THE SYDNEY SWANS have completed their pre-season hitouts on a disappointing note with a 28-point loss to Adelaide their NAB Challenge match at AAMI Stadium on Friday night.

The Swans had few answers to the youthful home side as the Crows won every quarter on the way to a 15.13 (103) to 11.9 (75) scoreline.

While old pros Simon Goodwin and Tyson Edwards were among Adelaide's best, it was the next generation - Bernie Vince, Taylor Walker, Jared Petrenko, Andy Otten and David Mackay - who provided evidence that the club's rebuild may yet run ahead of schedule.

Graham Johncock also excelled, and gifted forward Trent Hentschel responded to coach Neil Craig's pre-match suggestion that he had earned a round one berth by slotting three goals, a tally matched by Kurt Tippett and Walker.

The Swans had much less to enthuse about, their unchanged game style broken down comfortably by the well-drilled Crows, before they regained some ground by tucking away the final three goals of the night.

Spearhead Barry Hall outmuscled Adelaide's temporary fullback Scott Stevens to bag four goals, and Brett Kirk offered his typical grit to the cause.

Playing the stadium's second match of the night after Port Adelaide ran away from St Kilda, the Crows and Swans fought it out in their contrasting styles, Adelaide's zone play up against the committed man-on-man ethic of Sydney.

Much of the early going was scrappy, Vince and Walker exhibiting their considerable talents for Adelaide to nail early goals, despite the odd passage of wrongheaded Adelaide play upfield when handballs went astray.

Eleven points clear at the first break, Adelaide built on that in the second to lead by 31 points at half time.

Another five Adelaide goals flowed through in the third, giving the home side a 43-point lead going into the last quarter.

The last term mattered little, with both sides seeking to end without injury and the Swans belatedly compiling their best passages of play long after the result was settled.

Swans coach Paul Roos criticised his players' work rate so close to the season proper and downplayed the impact of playing man-on-man versus a zone.

"(The zone) is a very minute component, you could pick just about every single area, from the stoppages, the work from stoppages, their kick-ins versus our kick-ins, it really comes back to workrate," he said.

"If we're working hard, there's fewer kick-ins, and the turnovers as a result of not working hard [are] just lazy, so really [it’s] just the workrate."

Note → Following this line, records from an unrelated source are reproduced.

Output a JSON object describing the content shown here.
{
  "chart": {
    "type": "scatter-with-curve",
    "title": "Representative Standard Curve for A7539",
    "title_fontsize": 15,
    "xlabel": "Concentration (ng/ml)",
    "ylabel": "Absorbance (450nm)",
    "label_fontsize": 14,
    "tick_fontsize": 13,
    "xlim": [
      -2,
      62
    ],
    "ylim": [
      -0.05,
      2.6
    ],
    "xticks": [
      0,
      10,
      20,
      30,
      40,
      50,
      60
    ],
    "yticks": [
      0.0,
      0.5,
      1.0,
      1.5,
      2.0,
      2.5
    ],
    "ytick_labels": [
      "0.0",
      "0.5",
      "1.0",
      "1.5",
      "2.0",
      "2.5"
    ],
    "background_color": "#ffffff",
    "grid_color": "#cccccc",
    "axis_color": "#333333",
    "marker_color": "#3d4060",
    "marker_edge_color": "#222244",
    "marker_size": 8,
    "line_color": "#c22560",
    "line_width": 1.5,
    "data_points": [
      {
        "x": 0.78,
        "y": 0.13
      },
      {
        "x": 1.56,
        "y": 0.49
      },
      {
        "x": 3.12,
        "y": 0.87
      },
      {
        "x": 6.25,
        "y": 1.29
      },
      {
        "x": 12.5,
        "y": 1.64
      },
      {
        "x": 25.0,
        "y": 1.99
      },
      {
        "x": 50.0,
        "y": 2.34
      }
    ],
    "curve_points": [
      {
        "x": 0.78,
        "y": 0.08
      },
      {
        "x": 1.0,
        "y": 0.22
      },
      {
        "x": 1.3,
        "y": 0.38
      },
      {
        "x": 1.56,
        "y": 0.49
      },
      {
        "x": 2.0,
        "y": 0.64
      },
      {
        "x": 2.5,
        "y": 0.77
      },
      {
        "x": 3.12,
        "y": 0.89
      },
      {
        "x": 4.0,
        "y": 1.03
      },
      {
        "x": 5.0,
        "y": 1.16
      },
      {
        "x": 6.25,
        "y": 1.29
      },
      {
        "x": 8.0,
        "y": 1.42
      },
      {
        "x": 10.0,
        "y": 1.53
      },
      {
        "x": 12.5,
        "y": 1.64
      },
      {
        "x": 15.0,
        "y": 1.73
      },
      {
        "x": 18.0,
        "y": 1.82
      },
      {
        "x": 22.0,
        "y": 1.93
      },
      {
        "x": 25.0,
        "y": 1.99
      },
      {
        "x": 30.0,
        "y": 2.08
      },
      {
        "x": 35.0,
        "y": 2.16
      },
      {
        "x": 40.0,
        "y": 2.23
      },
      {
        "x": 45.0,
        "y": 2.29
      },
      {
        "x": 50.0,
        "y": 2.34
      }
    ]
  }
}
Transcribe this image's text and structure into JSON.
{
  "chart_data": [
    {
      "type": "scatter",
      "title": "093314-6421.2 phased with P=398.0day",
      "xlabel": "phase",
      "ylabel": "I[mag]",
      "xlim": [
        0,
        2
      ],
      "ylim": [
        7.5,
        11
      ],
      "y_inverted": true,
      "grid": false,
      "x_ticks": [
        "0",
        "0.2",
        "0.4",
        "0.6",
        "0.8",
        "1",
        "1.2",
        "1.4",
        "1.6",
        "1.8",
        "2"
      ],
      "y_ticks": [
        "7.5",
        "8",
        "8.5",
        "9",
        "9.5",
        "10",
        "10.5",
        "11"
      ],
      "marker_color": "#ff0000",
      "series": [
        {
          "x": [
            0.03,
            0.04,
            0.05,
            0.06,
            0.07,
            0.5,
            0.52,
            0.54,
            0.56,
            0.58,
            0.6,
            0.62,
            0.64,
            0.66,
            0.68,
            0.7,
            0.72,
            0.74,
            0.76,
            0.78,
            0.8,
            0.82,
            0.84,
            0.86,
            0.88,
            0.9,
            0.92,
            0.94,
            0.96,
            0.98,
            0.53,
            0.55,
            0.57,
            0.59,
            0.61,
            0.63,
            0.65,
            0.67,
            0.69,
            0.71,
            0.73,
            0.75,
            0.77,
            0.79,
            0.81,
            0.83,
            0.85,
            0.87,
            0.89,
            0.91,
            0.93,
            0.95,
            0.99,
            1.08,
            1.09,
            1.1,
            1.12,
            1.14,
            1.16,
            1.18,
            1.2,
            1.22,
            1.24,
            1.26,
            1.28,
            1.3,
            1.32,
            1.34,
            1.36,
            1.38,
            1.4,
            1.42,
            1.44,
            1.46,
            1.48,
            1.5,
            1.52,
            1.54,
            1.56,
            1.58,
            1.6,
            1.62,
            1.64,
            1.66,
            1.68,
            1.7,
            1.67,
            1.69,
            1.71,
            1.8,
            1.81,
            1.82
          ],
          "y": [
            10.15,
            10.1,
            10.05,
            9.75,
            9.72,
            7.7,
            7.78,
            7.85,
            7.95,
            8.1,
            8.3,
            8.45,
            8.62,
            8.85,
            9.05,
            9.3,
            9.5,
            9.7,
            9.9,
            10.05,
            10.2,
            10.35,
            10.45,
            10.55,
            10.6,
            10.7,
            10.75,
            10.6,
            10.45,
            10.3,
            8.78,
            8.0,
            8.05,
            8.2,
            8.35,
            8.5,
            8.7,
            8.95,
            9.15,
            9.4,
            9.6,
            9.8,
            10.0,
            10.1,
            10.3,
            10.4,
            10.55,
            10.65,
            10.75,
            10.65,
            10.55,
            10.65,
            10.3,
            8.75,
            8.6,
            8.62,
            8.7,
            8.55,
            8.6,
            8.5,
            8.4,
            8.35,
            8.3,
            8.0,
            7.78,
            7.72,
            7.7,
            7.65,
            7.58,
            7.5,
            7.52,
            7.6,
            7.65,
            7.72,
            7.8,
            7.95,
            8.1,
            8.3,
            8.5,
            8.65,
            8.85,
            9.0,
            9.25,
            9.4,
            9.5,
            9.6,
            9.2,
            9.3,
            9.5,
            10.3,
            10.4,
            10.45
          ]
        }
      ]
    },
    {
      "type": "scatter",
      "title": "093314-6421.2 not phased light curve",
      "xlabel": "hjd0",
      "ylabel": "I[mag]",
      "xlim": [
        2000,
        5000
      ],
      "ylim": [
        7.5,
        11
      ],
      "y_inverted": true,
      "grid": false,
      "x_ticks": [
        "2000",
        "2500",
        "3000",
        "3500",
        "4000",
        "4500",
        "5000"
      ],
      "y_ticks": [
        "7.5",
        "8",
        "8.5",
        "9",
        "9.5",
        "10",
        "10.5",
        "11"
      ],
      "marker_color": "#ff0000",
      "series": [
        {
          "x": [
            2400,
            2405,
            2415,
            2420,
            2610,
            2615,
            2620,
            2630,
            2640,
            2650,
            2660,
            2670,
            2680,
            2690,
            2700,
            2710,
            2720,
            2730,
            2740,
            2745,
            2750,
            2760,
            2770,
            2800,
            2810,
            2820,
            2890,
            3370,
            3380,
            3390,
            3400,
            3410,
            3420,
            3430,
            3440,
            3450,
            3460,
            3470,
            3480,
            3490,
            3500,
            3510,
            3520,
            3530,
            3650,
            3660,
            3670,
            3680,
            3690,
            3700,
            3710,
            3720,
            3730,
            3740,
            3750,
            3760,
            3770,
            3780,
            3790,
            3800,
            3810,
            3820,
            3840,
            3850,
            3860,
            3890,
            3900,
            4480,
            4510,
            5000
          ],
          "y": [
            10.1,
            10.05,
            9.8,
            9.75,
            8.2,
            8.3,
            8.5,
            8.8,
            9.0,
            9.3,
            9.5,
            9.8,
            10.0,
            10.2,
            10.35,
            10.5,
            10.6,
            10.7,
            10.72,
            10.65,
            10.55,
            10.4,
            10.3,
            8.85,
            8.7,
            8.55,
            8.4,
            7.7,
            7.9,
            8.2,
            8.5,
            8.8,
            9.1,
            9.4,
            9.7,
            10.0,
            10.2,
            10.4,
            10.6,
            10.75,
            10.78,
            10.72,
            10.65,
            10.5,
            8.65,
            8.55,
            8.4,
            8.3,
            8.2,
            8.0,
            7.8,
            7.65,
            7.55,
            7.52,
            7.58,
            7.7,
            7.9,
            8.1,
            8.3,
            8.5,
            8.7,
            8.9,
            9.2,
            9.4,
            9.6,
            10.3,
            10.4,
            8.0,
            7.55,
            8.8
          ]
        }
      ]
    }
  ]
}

Adelaide coach Neil Craig said his men were, with the exception of a last-term lapse, in fine shape.

"I thought we played some outstanding football, particularly for three quarters, and we saw a lot of the ball movement we saw tonight also against Hawthorn, so it was pleasing to see that again," Craig said.

"Sydney as we know, especially with that squad, are a pretty hardened footy side and been in reasonable form, we're all at different levels.

"But in general we're pleased with our pre-season, pleased with the work we've done before we started playing, pleased with the work we've put into our less experienced players and the last two games we've been really pleased with our playing performance."

Adelaide    4.1    8.6    13.11    15.13 (103)
Sydney Swans    2.2    3.5    7.6    11.9 (75)

GOALS
Adelaide:
Hentschel 3, Tippett 3, Walker 3, Vince 2, Petrenko, Shirley, Mackay, Goodwin.
Sydney Swans:
Hall 4, O'Keefe 2, McVeigh, Richards, Veszpremi, White, Barlow.

BEST
Adelaide:
Goodwin, Vince, Johncock, Tippett, Edwards, Otten, Petrenko, Walker.
Sydney Swans:
Hall, McVeigh, Kirk, O'Keefe.

Injuries
Adelaide:
Nil.
Sydney Swans:
Nil.

Umpires:
S Ryan H Ryan C Hendrie

Official crowd:
7626 at AAMI Stadium.

The views in this story are those of the author and not necessarily those of the clubs or the AFL.